Match-E-Be-Nash-She-Wish Band of Pottawatomi Indians v. Patchak, Nos. 11-246 & 247: The Indian Reorganization Act (IRA) authorizes the Secretary of the Interior to acquire property “for the purpose of providing land to Indians.” Petitioner Indian tribe requested that the Secretary take certain land into trust, and respondent, an individual who lives near that land, filed suit under the Administrative Procedure Act (APA), asserting that the IRA did not authorize the Secretary to acquire the property because petitioner was not a federally recognized tribe when the IRA was enacted in 1934. The District Court did not reach the merits of the suit, instead ruling that petitioner lacked prudential standing to challenge the Secretary’s acquisition of the property. On appeal, the D. C. Circuit reversed that ruling and also rejected an alternative argument that sovereign immunity barred the suit. Today, the Court affirmed the D.C. Circuit and remanded for further proceedings, holding that the so-called “Indian lands exception” to the APA’s general waiver of federal governmental immunity did not apply here, and that respondent had prudential standing to bring his action.

The Court’s opinion is available here.

Salazar v. Ramah Navajo Chapter, No. 11-551: The Indian Self-Determination and Education Assistance Act (ISDA) directs the Secretary of the Interior to enter into contracts with willing tribes under which they will provide services such as education and law enforcement that the Federal Government otherwise would have provided. It requires the Secretary to contract to pay the “full amount” of “contract support costs,” subject to the availability of appropriations. Respondent Tribes contracted with the Secretary to provide services during certain years, and during each of those years, Congress appropriated sufficient funds to pay any individual tribal contractor’s contract support costs in full but did not appropriate enough to pay all tribal contractors collectively. Unable to pay every contractor in full, the Secretary paid the Tribes on a uniform, pro rata basis. Respondents sued for breach of contract. The District Court granted the Government summary judgment, but the Tenth Circuit reversed, finding the Government liable to each contractor for the full contract amount. Today the Court affirmed the Tenth Circuit, holding that, consistent with longstanding principles of government contracting law, the Government must pay each tribe’s contract support costs in full, and saying that it was the responsibility of Congress to resolve the tension between the promise of full payment for each contract and the lack of a sufficient total amount of appropriations.
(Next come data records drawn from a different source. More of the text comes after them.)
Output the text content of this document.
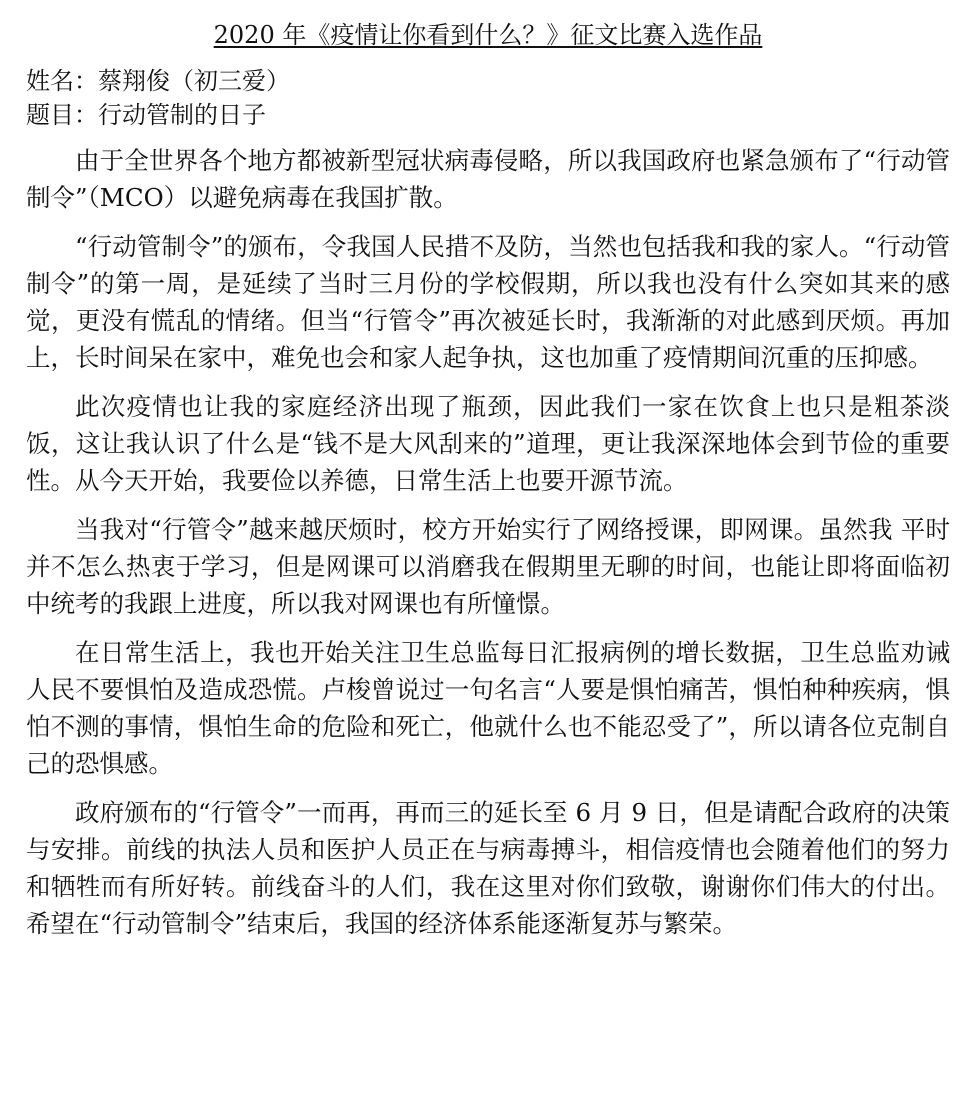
2020 年《疫情让你看到什么？》征文比赛入选作品
姓名：蔡翔俊（初三爱）
题目：行动管制的日子

由于全世界各个地方都被新型冠状病毒侵略，所以我国政府也紧急颁布了“行动管制令”（MCO）以避免病毒在我国扩散。

“行动管制令”的颁布，令我国人民措不及防，当然也包括我和我的家人。“行动管制令”的第一周，是延续了当时三月份的学校假期，所以我也没有什么突如其来的感觉，更没有慌乱的情绪。但当“行管令”再次被延长时，我渐渐的对此感到厌烦。再加上，长时间呆在家中，难免也会和家人起争执，这也加重了疫情期间沉重的压抑感。

此次疫情也让我的家庭经济出现了瓶颈，因此我们一家在饮食上也只是粗茶淡饭，这让我认识了什么是“钱不是大风刮来的”道理，更让我深深地体会到节俭的重要性。从今天开始，我要俭以养德，日常生活上也要开源节流。

当我对“行管令”越来越厌烦时，校方开始实行了网络授课，即网课。虽然我 平时并不怎么热衷于学习，但是网课可以消磨我在假期里无聊的时间，也能让即将面临初中统考的我跟上进度，所以我对网课也有所憧憬。

在日常生活上，我也开始关注卫生总监每日汇报病例的增长数据，卫生总监劝诫人民不要惧怕及造成恐慌。卢梭曾说过一句名言“人要是惧怕痛苦，惧怕种种疾病，惧怕不测的事情，惧怕生命的危险和死亡，他就什么也不能忍受了”，所以请各位克制自己的恐惧感。

政府颁布的“行管令”一而再，再而三的延长至 6 月 9 日，但是请配合政府的决策与安排。前线的执法人员和医护人员正在与病毒搏斗，相信疫情也会随着他们的努力和牺牲而有所好转。前线奋斗的人们，我在这里对你们致敬，谢谢你们伟大的付出。希望在“行动管制令”结束后，我国的经济体系能逐渐复苏与繁荣。
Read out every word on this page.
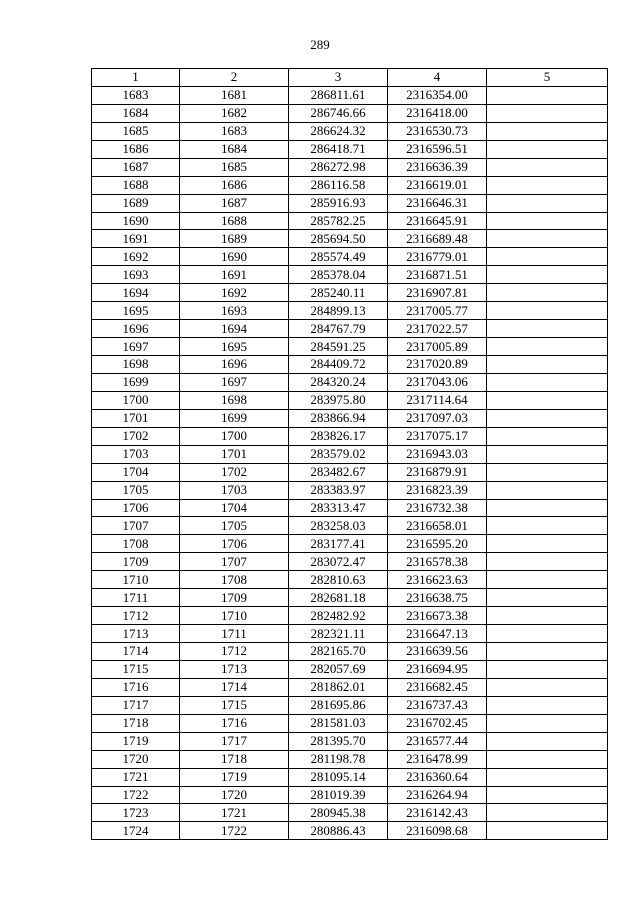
289
1	2	3	4	5
1683	1681	286811.61	2316354.00	
1684	1682	286746.66	2316418.00	
1685	1683	286624.32	2316530.73	
1686	1684	286418.71	2316596.51	
1687	1685	286272.98	2316636.39	
1688	1686	286116.58	2316619.01	
1689	1687	285916.93	2316646.31	
1690	1688	285782.25	2316645.91	
1691	1689	285694.50	2316689.48	
1692	1690	285574.49	2316779.01	
1693	1691	285378.04	2316871.51	
1694	1692	285240.11	2316907.81	
1695	1693	284899.13	2317005.77	
1696	1694	284767.79	2317022.57	
1697	1695	284591.25	2317005.89	
1698	1696	284409.72	2317020.89	
1699	1697	284320.24	2317043.06	
1700	1698	283975.80	2317114.64	
1701	1699	283866.94	2317097.03	
1702	1700	283826.17	2317075.17	
1703	1701	283579.02	2316943.03	
1704	1702	283482.67	2316879.91	
1705	1703	283383.97	2316823.39	
1706	1704	283313.47	2316732.38	
1707	1705	283258.03	2316658.01	
1708	1706	283177.41	2316595.20	
1709	1707	283072.47	2316578.38	
1710	1708	282810.63	2316623.63	
1711	1709	282681.18	2316638.75	
1712	1710	282482.92	2316673.38	
1713	1711	282321.11	2316647.13	
1714	1712	282165.70	2316639.56	
1715	1713	282057.69	2316694.95	
1716	1714	281862.01	2316682.45	
1717	1715	281695.86	2316737.43	
1718	1716	281581.03	2316702.45	
1719	1717	281395.70	2316577.44	
1720	1718	281198.78	2316478.99	
1721	1719	281095.14	2316360.64	
1722	1720	281019.39	2316264.94	
1723	1721	280945.38	2316142.43	
1724	1722	280886.43	2316098.68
The Court’s opinion is available here.

Williams v. Illinois, No. 10-8505: In petitioner’s bench trial for rape, the prosecution called an expert who testified that a DNA profile produced by an outside laboratory, Cellmark, matched a profile produced by the state police lab using a sample of petitioner’s blood. On direct examination, the expert testified that Cellmark was an accredited laboratory and that Cellmark provided the police with a DNA profile. The expert also explained the notations on documents admitted as business records, stating that, according to the records, vaginal swabs taken from the victim were sent to and received back from Cellmark. The expert made no other statement that was offered for the purpose of identifying the sample of biological material used in deriving the profile or for the purpose of establishing how Cellmark handled or tested the sample. Nor did the expert vouch for the accuracy of the profile that Cellmark produced. Nevertheless, petitioner contended that the expert’s testimony violated the Confrontation Clause because the expert referred to the DNA profile provided by Cellmark as having been produced from semen found on the victim’s vaginal swabs. Both the Illinois Appellate Court and the Illinois Supreme Court found that this statement was not admitted for the truth of the matter asserted, and that the Confrontation Clause did not bar the admission of such statements. Today the Court affirmed, but without a majority opinion.

The Court’s opinion is available here.

Christopher v. SmithKline Beecham Corp., No. 11-204: The Fair Labor Standards Act (FLSA) requires employers to pay employees overtime wages, but not to workers employed “in the capacity of outside salesman,” which term Congress gave the Department of Labor (DOL) authority to define. In this case, the question was whether the DOL’s regulatory definition encompasses pharmaceutical sales representatives whose primary duty is to obtain nonbinding commitments from physicians to prescribe their employer’s prescription drugs in appropriate cases. Today, the Court affirmed the Ninth Circuit’s determination that petitioners qualify as outside salesmen under the most reasonable interpretation of the DOL’s regulations.

The Court’s opinion is available here.

The Court also granted review in one case:

Smith v. United States, No. 11-8976: What is (and who bears) the burden of persuasion concerning a defendant’s alleged withdrawal from a conspiracy?